We asked Jack to share his thoughts about his journey so far.
Tell us about Kunoa Cattle Company. Why did you decide to launch it?
Currently, we manage about 2,000 head of cattle on 4,000 acres of land. We own and operate the state’s largest meat processing plant, and we sell branded beef products to groceries, restaurants, and direct to consumers.
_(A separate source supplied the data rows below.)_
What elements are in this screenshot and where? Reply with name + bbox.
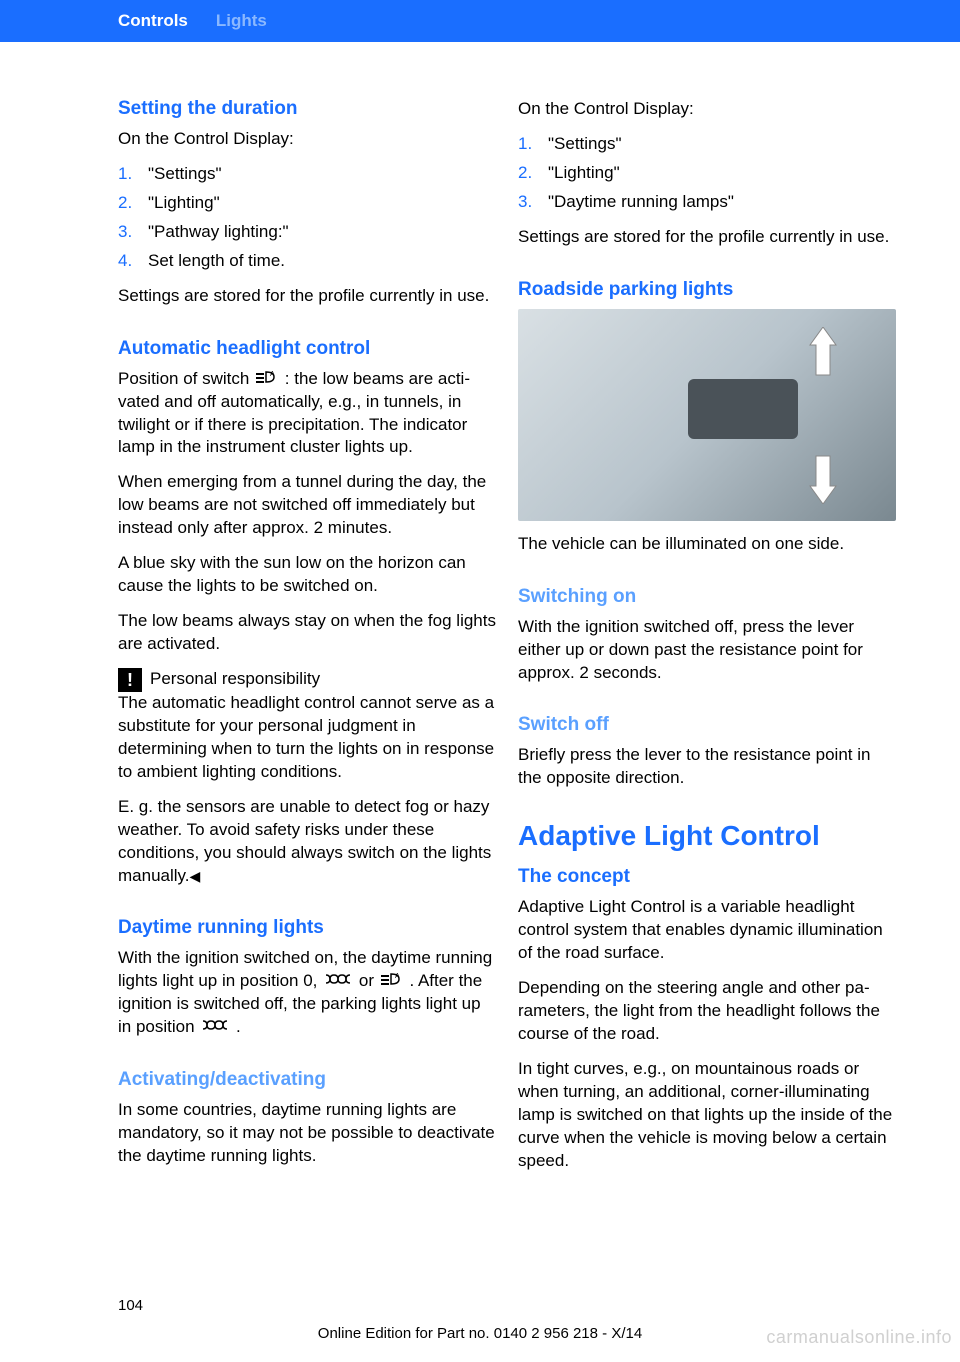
parking-light-icon: [324, 970, 352, 993]
heading-switching-on: Switching on: [518, 586, 896, 608]
text-fragment: E. g. the sensors are unable to detect f…: [118, 797, 491, 885]
list-item: 3."Pathway lighting:": [118, 221, 496, 244]
text-fragment: Position of switch: [118, 369, 254, 388]
heading-switch-off: Switch off: [518, 714, 896, 736]
text-blue-sky: A blue sky with the sun low on the horiz…: [118, 552, 496, 598]
list-text: Set length of time.: [148, 250, 285, 273]
warning-body: The automatic headlight control cannot s…: [118, 692, 496, 784]
left-column: Setting the duration On the Control Disp…: [118, 98, 496, 1185]
ordered-list-1: 1."Settings" 2."Lighting" 3."Pathway lig…: [118, 163, 496, 273]
right-column: On the Control Display: 1."Settings" 2."…: [518, 98, 896, 1185]
text-sensors-fog: E. g. the sensors are unable to detect f…: [118, 796, 496, 888]
list-text: "Daytime running lamps": [548, 191, 734, 214]
text-fragment: .: [236, 1017, 241, 1036]
text-fog-lights: The low beams always stay on when the fo…: [118, 610, 496, 656]
warning-block: ! Personal responsibility: [118, 668, 496, 692]
text-control-display-2: On the Control Display:: [518, 98, 896, 121]
text-tight-curves: In tight curves, e.g., on mountainous ro…: [518, 1058, 896, 1173]
list-item: 2."Lighting": [518, 162, 896, 185]
heading-roadside-parking: Roadside parking lights: [518, 279, 896, 301]
list-item: 3."Daytime running lamps": [518, 191, 896, 214]
auto-light-icon: A: [381, 970, 403, 993]
list-number: 2.: [518, 162, 548, 185]
list-number: 4.: [118, 250, 148, 273]
parking-light-icon: [201, 1016, 229, 1039]
list-number: 2.: [118, 192, 148, 215]
heading-auto-headlight: Automatic headlight control: [118, 338, 496, 360]
ordered-list-2: 1."Settings" 2."Lighting" 3."Daytime run…: [518, 133, 896, 214]
auto-light-icon: A: [256, 368, 278, 391]
warning-icon: !: [118, 668, 142, 692]
list-item: 1."Settings": [118, 163, 496, 186]
svg-text:A: A: [270, 371, 275, 378]
list-text: "Lighting": [148, 192, 220, 215]
text-daytime-body: With the ignition switched on, the dayti…: [118, 947, 496, 1039]
heading-activating: Activating/deactivating: [118, 1069, 496, 1091]
list-number: 3.: [518, 191, 548, 214]
watermark: carmanualsonline.info: [766, 1327, 952, 1348]
text-briefly-press: Briefly press the lever to the resistanc…: [518, 744, 896, 790]
list-number: 1.: [118, 163, 148, 186]
content-area: Setting the duration On the Control Disp…: [0, 42, 960, 1185]
arrow-down-icon: [808, 454, 838, 504]
end-marker-icon: ◀: [190, 868, 201, 884]
list-item: 2."Lighting": [118, 192, 496, 215]
text-concept-body: Adaptive Light Control is a variable hea…: [518, 896, 896, 965]
text-illuminated-side: The vehicle can be illuminated on one si…: [518, 533, 896, 556]
header-bar: Controls Lights: [0, 0, 960, 42]
text-fragment: or: [359, 971, 379, 990]
list-item: 4.Set length of time.: [118, 250, 496, 273]
text-settings-stored-2: Settings are stored for the profile curr…: [518, 226, 896, 249]
breadcrumb-controls: Controls: [118, 11, 188, 31]
warning-title: Personal responsibility: [150, 668, 320, 691]
heading-daytime-running: Daytime running lights: [118, 917, 496, 939]
breadcrumb-lights: Lights: [216, 11, 267, 31]
text-control-display-1: On the Control Display:: [118, 128, 496, 151]
text-tunnel: When emerging from a tunnel during the d…: [118, 471, 496, 540]
list-number: 1.: [518, 133, 548, 156]
list-text: "Settings": [548, 133, 622, 156]
heading-setting-duration: Setting the duration: [118, 98, 496, 120]
list-text: "Pathway lighting:": [148, 221, 289, 244]
list-text: "Settings": [148, 163, 222, 186]
page-number: 104: [118, 1297, 143, 1314]
text-position-switch: Position of switch A : the low beams are…: [118, 368, 496, 460]
arrow-up-icon: [808, 327, 838, 377]
list-number: 3.: [118, 221, 148, 244]
list-text: "Lighting": [548, 162, 620, 185]
text-settings-stored-1: Settings are stored for the profile curr…: [118, 285, 496, 308]
svg-text:A: A: [395, 973, 400, 980]
lever-illustration: [518, 309, 896, 521]
heading-adaptive-light: Adaptive Light Control: [518, 820, 896, 852]
text-steering-angle: Depending on the steering angle and othe…: [518, 977, 896, 1046]
heading-concept: The concept: [518, 866, 896, 888]
text-ignition-off-lever: With the ignition switched off, press th…: [518, 616, 896, 685]
list-item: 1."Settings": [518, 133, 896, 156]
text-mandatory: In some countries, daytime running light…: [118, 1099, 496, 1168]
I started the company because I’m passionate about agriculture, climate change, and food systems. I focused on all of those activities while I was in school, and this opportunity presented itself, and I found it compelling.
What does the future look like? In 10 years where do you hope to be with Kunoa?
I hope that Kunoa is meeting a significant portion of Hawaii’s protein demands for beef and pork, and hopefully for poultry as well. I hope we are entrenched in the community, providing healthy food, valuable jobs, and serving as a catalyst for our food system in Hawaii, and that we have high-value export products that we’re sharing with the world.
How does Kunoa affect greenhouse gas emissions?
We are essentially diverting carbon emissions from going into the atmosphere and diverting them back into the soil. We do that by keeping cattle that are raised in Hawaii from going to the mainland, which in itself is a carbon intensive process. When they arrive on the mainland, they are put in feedlots, and they’re fed petroleum-based feeds which are not natural to their gastronomy, so they produce excess methane. By keeping the cattle in Hawaii, we let them perform their biological function, which is to accelerate photosynthetic production and lay organic material onto the soil’s surface.
Do you have any advice to future entrepreneurs?
The first thing is to be acutely self-aware, so when he or she decides to step out, there’s a deep internal commitment to the project. If that doesn’t exist then they will almost certainly fail. It’s really important to have a good support system: an emotional, physical, and psychological support system to stay healthy during the roller coaster ride. Be very intentional about time; there are so many competing activities and events in school, and you have to get over the fear of missing out. Just stick to your guns, and do what you believe in because it’s going to pay dividends in the end. I hope!